Wait, how many Fulbrights should I have had before applying?

But most significantly, and most simply put, that underlying question that haunts the rest: Do I measure up?

This stage of the ricochet effect (TRE, for short), is usually accompanied by actions most public health enthusiasts would balk at: food, drink, and that secret cigarette no one knows you have stashed in your top dresser drawer (you know the one, right on the left next to your old Green Day CD). Besides, it’s “self care,” anyway.

This cycle is recycled over and over again, ad nauseum, for the greater part of four months. You may think the first ricochet is the most severe, the extreme highs and lows of the initial “freak out” tempering the ricochets soon-to-be. Sadly, the unpredictability of the TRE model does not lend itself to quantitatively-verified measurements. A ricochet may hit you while on a date with that cutie who sat next to you in that postmodern literary theory class (why wasn’t I a bio major?!). It may sneak upon you while taking your pet corgi on a leisurely jog at 6:00 a.m. (good for you to sticking to your New Year’s Resolution!). The fact remains that for most of us daring (or foolish) enough to apply to GHC, some form of TRE will impede upon our ability to act as functioning human beings for a short period of time.

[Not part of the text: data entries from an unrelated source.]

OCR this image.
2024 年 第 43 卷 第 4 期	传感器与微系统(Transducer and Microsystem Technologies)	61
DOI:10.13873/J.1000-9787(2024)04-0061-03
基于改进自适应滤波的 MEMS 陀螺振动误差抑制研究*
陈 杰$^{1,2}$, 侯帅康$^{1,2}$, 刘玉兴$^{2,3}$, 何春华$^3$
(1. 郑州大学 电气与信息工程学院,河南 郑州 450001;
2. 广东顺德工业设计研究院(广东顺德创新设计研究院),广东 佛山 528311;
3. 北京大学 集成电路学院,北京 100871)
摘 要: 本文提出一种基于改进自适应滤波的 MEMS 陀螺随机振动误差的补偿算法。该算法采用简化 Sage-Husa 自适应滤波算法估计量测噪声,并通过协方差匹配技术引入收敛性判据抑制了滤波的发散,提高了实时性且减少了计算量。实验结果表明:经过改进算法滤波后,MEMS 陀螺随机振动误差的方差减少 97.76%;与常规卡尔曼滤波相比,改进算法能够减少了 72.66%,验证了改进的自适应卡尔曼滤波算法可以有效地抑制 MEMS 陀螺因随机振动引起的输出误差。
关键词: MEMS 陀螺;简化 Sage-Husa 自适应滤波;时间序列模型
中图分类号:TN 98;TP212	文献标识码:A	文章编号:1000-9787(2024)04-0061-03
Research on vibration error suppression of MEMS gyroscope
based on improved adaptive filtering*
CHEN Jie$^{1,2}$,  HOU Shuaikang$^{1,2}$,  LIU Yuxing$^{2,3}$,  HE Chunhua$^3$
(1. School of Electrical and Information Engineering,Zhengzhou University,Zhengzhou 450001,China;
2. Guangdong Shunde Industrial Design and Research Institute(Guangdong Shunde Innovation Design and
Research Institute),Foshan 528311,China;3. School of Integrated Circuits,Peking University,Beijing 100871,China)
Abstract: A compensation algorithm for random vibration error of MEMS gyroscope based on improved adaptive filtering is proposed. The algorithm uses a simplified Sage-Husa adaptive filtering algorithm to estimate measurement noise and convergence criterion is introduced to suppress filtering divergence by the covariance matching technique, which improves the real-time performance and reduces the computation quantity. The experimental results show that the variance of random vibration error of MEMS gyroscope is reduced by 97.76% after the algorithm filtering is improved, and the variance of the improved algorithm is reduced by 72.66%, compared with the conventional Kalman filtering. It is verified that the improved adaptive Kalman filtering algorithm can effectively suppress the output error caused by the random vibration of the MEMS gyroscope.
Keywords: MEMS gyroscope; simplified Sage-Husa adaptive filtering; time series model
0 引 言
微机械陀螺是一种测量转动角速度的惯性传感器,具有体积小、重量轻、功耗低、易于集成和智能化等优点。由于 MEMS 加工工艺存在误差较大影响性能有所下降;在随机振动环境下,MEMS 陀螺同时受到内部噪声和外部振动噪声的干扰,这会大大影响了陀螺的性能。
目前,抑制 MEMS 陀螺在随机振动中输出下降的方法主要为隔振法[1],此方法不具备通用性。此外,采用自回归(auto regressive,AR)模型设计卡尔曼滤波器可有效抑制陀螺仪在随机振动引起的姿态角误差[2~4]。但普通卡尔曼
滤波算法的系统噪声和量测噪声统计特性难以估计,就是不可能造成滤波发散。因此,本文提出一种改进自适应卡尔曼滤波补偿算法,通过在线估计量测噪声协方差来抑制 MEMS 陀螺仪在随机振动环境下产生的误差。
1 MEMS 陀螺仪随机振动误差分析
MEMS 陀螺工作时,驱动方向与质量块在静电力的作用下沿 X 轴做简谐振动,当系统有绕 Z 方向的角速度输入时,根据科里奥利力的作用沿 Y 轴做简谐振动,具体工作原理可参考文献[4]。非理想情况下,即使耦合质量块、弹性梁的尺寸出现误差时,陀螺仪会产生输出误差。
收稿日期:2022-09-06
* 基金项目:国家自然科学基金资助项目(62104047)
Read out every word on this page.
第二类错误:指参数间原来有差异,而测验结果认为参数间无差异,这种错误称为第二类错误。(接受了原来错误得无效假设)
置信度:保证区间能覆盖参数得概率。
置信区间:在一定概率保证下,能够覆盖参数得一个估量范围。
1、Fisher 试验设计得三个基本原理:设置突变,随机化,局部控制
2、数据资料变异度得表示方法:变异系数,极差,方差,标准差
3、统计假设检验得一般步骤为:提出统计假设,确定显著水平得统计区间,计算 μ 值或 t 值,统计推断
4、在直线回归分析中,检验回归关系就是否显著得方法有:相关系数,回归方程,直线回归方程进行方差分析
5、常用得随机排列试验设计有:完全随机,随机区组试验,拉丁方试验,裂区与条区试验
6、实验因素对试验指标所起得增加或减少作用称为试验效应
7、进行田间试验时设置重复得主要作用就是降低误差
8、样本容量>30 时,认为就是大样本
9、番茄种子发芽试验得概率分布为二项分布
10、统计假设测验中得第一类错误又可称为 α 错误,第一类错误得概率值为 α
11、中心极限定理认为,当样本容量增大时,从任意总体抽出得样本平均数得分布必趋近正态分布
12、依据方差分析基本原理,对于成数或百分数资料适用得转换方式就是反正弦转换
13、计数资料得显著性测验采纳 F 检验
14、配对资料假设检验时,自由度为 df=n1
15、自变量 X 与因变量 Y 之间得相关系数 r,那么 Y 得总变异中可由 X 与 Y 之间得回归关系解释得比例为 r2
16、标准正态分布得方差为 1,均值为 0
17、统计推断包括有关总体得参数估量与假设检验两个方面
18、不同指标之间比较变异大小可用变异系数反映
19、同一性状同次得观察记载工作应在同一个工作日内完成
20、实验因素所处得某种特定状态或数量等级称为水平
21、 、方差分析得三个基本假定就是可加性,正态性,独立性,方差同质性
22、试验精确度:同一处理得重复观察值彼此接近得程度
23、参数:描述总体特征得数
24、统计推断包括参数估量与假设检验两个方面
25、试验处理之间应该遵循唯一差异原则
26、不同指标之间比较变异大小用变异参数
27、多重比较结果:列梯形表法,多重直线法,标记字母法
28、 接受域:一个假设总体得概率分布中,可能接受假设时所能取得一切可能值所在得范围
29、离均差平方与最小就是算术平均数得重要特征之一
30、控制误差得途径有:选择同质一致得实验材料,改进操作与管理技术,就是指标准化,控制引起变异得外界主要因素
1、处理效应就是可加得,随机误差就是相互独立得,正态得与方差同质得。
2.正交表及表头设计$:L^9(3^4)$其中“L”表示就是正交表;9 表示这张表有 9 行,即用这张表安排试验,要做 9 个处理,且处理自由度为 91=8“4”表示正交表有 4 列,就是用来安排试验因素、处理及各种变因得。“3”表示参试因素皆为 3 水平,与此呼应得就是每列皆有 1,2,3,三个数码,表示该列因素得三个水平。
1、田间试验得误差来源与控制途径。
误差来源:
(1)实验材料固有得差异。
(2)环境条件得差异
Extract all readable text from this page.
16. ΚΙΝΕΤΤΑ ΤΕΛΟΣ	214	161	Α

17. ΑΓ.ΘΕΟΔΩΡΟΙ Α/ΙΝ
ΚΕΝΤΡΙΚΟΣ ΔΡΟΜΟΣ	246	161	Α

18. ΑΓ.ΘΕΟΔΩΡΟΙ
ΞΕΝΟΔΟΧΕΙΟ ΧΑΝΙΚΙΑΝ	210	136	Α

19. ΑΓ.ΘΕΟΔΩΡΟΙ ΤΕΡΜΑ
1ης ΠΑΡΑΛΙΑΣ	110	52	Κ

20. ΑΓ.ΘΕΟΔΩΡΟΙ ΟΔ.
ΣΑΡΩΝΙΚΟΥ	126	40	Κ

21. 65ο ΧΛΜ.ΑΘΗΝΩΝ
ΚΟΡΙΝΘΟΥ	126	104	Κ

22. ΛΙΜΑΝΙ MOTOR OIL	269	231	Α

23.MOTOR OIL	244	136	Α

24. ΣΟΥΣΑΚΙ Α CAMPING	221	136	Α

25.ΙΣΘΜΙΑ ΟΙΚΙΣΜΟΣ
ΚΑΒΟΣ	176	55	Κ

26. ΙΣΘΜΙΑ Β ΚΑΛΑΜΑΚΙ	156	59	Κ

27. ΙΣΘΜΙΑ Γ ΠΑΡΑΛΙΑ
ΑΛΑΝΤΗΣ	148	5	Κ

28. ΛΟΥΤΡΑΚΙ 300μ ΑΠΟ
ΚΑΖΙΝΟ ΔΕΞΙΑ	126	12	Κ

So what can I—a disembodied, bright-eyed, smiling head on GHC’s blog—offer by way of advice?

Sadly, no medical intervention—public health or otherwise—yet exists to fight the negative side-effects of TRE. It is a (temporarily) chronic condition. There are ways, however, to manage this affliction. Most importantly, do not allow TRE to deflate your obvious passion. There are many for whom TRE immobilizes. With each re-read of one’s application rough draft comes the painful desire to simply, well, not. For others, it requires a speedy solution, like peeling off a Band-Aid or, more accurately, a quick foot amputation for a hang nail: submit as fast as possible so I never have to think about it again. And for others still, it requires an uppage in dosage for anti-anxiety medication.

However you choose to deal with your case of TRE (for it manifests itself differently in each body), remind yourself of that initial fireworks-inducing, damn-near-romantic moment when you first discovered what makes you come alive. Place GHC in the “maybe pile” for one moment, and re-focus your energies on answering a few questions: what inspires you towards action? What are you really, really good at (like, really good at)? What do you enjoy? What was your favorite class in college? Who is your favorite TV character, and how can you be more like her (always Amy Polher)? And really: what are you doing when you feel like your best Self?

Yes, GHC does result in existential crises, I’m glad you noticed.

The questions that swirl in our mind upon the initial ricochet moment usually probe our deepest insecurities: they ask us why we lack. So why not intervene into this line of questioning? Why not ask what we possess? Why not ask if GHC lives up to our potential, to our passion, and to our vision of a more just and equitable world? How can GHC be a vehicle to empower me to be the type of change I wish to see?

I deeply wish I could tell each one of you what it takes to be a GHC scholar, to offer a bulleted list of sure-fire statistics that will guarantee an accurate predictor of your application. The community GHC creates, however, eschews clear lines, embraces the ambiguous, and thrives within interdisciplinary ways of thinking about public health equity. While writing your application (or considering whether or not to apply), write from as authentic a place as an application will allow. For indeed, GHC does not “want” to hear anything. Or rather, they “want” to hear and see you.  And after all: you have a zero percent chance of gaining acceptance if you don’t apply, eh?

Consider applying, not simply because you think you “have a shot” based on easily measurable forms of calculating success. Consider applying because this work makes you come alive. Consider applying because you can’t imagine living life otherwise.